RESULTS: mRNA levels of MECOM and PRDM16 were downregulated in LUAD (p < 0.05), and the low expression of the two genes was associated with the age, gender, smoking duration, tissue subtype, poor stage, nodal metastasis status, TP53 mutation, and prognosis in LUAD (p < 0.05). MECOM and PRDM16 were also found to be correlated with the expression of a variety of immune cell subsets and their markers. KEGG analysis showed that both of them were mainly enriched in the cell cycle, cellular senescence, DNA replication, and p53 signaling pathway. Importantly, the mRNA levels of the two genes were also found to be decreased in the clinical samples of LUAD by qRT-PCR.

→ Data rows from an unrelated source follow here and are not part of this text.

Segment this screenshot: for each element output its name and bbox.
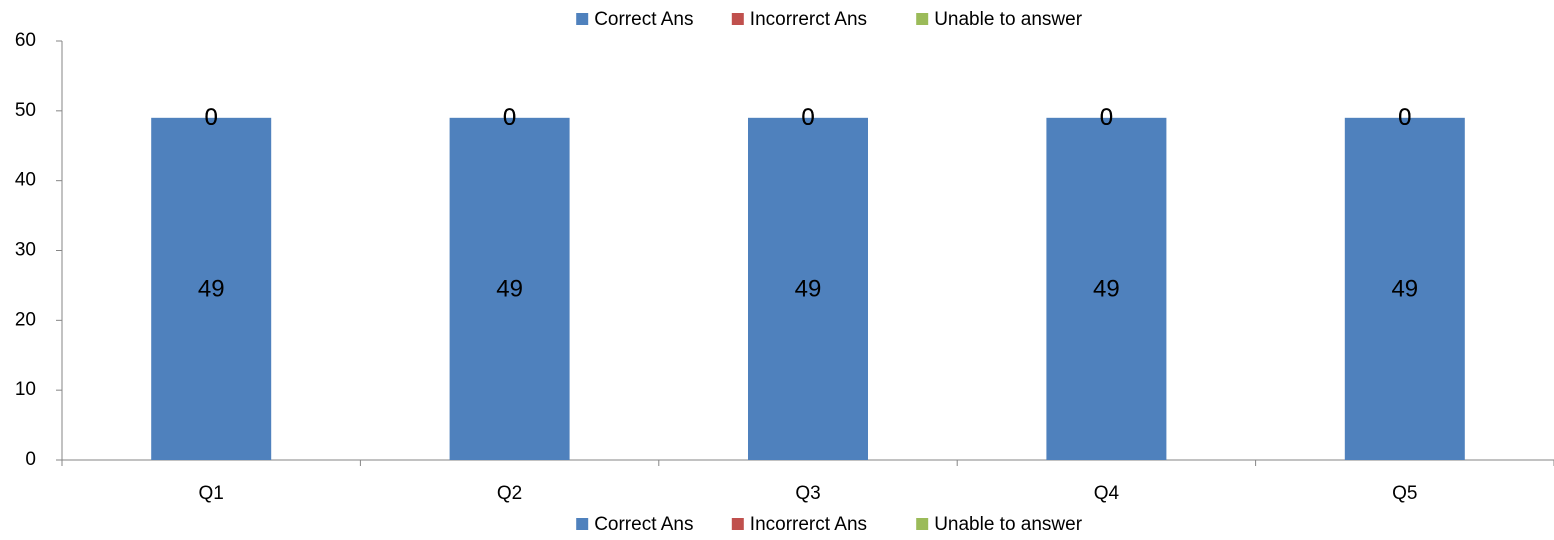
bar-segment (1046, 117, 1167, 461)
data-label: 0 (503, 104, 516, 131)
data-label: 0 (801, 104, 814, 131)
x-tick-label: Q5 (1392, 483, 1417, 504)
data-label: 0 (1100, 104, 1113, 131)
x-tick-label: Q3 (795, 483, 820, 504)
y-tick-label: 30 (15, 240, 36, 261)
legend-swatch (731, 13, 744, 25)
data-label: 49 (795, 275, 822, 302)
data-label: 0 (205, 104, 218, 131)
data-label: 0 (1398, 104, 1411, 131)
legend-swatch (576, 518, 589, 530)
bar-segment (151, 117, 272, 461)
x-tick-label: Q1 (199, 483, 224, 504)
legend-label: Unable to answer (934, 9, 1083, 30)
y-tick-label: 0 (25, 449, 36, 470)
y-tick-label: 50 (15, 100, 36, 121)
data-label: 0 (205, 104, 218, 131)
data-label: 49 (1093, 275, 1120, 302)
y-tick-label: 60 (15, 30, 36, 51)
legend-label: Incorrerct Ans (750, 9, 867, 30)
legend-swatch (576, 13, 589, 25)
legend-swatch (731, 518, 744, 530)
data-label: 0 (1100, 104, 1113, 131)
x-tick-label: Q2 (497, 483, 522, 504)
legend-label: Correct Ans (594, 514, 693, 535)
data-label: 0 (801, 104, 814, 131)
data-label: 49 (198, 275, 225, 302)
bar-segment (449, 117, 570, 461)
data-label: 49 (1391, 275, 1418, 302)
y-tick-label: 40 (15, 170, 36, 191)
legend-label: Unable to answer (934, 514, 1083, 535)
bar-segment (748, 117, 868, 461)
y-tick-label: 10 (15, 379, 36, 400)
data-label: 0 (503, 104, 516, 131)
bar-segment (1344, 117, 1465, 461)
y-tick-label: 20 (15, 309, 36, 330)
x-tick-label: Q4 (1094, 483, 1120, 504)
legend-swatch (916, 13, 929, 25)
legend-label: Correct Ans (594, 9, 693, 30)
data-label: 49 (496, 275, 523, 302)
legend-swatch (916, 518, 929, 530)
legend-label: Incorrerct Ans (750, 514, 867, 535)
data-label: 0 (1398, 104, 1411, 131)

CONCLUSIONS: MECOM and PRDM16 may serve as potential prognostic biomarkers which govern immune cell recruitment to LUAD.
摘要:
背景:MDS1和EVI1复合物基因座(MECOM,也称为PRDM3)和含PR结构域16(PRDM16)是两种与许多恶性肿瘤相关的高度相关的锌指转录因子。然而,MECOM和PRDM16在肺腺癌(LUAD)预后和肿瘤免疫浸润中的作用机制尚不明确。
方法:癌症基因组图谱(TCGA),Oncomine,UALCAN,GEPIA,和TIMER数据库进行搜索,以确定MECOM和PRDM16的表达之间的关系,临床病理特征,免疫浸润,和LUAD的预后。CBioPortal研究了这两个基因的共表达基因,并通过GO和KEGG分析阐明了MECOM和PRDM16相关基因的潜在机制。利用STRING数据库进一步构建共表达基因的蛋白质-蛋白质相互作用网络,中心基因由Cytoscape鉴定。最后,进行qRT-PCR以鉴定LUAD中靶基因的mRNA水平。

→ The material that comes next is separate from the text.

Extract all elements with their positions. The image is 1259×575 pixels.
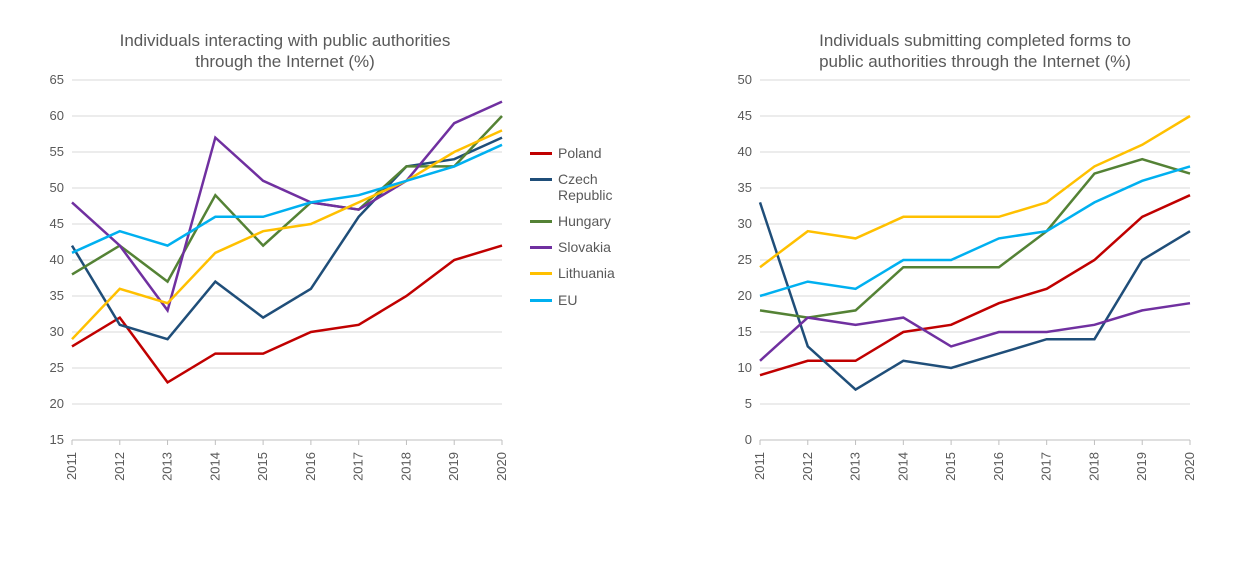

结果:LUAD中MECOM和PRDM16的mRNA水平下调(p<0.05),这两个基因的低表达与年龄有关,性别,吸烟持续时间,组织亚型,可怜的舞台,淋巴结转移状态,TP53突变,和LUAD的预后(p<0.05)。还发现MECOM和PRDM16与多种免疫细胞亚群及其标志物的表达相关。KEGG分析显示两者主要富集在细胞周期,细胞衰老,DNA复制,和p53信号通路。重要的是,通过qRT-PCR还发现这两个基因的mRNA水平在LUAD的临床样品中降低。
结论:MECOM和PRDM16可能作为潜在的预后生物标志物,控制免疫细胞募集到LUAD。
方法:癌症基因组图谱(TCGA),Oncomine,UALCAN,GEPIA,和TIMER数据库进行搜索,以确定MECOM和PRDM16的表达之间的关系,临床病理特征,免疫浸润,和LUAD的预后。CBioPortal研究了这两个基因的共表达基因,并通过GO和KEGG分析阐明了MECOM和PRDM16相关基因的潜在机制。利用STRING数据库进一步构建共表达基因的蛋白质-蛋白质相互作用网络,中心基因由Cytoscape鉴定。最后,进行qRT-PCR以鉴定LUAD中靶基因的mRNA水平。
结果:LUAD中MECOM和PRDM16的mRNA水平下调(p<0.05),这两个基因的低表达与年龄有关,性别,吸烟持续时间,组织亚型,可怜的舞台,淋巴结转移状态,TP53突变,和LUAD的预后(p<0.05)。还发现MECOM和PRDM16与多种免疫细胞亚群及其标志物的表达相关。KEGG分析显示两者主要富集在细胞周期,细胞衰老,DNA复制,和p53信号通路。重要的是,通过qRT-PCR还发现这两个基因的mRNA水平在LUAD的临床样品中降低。
结论:MECOM和PRDM16可能作为潜在的预后生物标志物,控制免疫细胞募集到LUAD。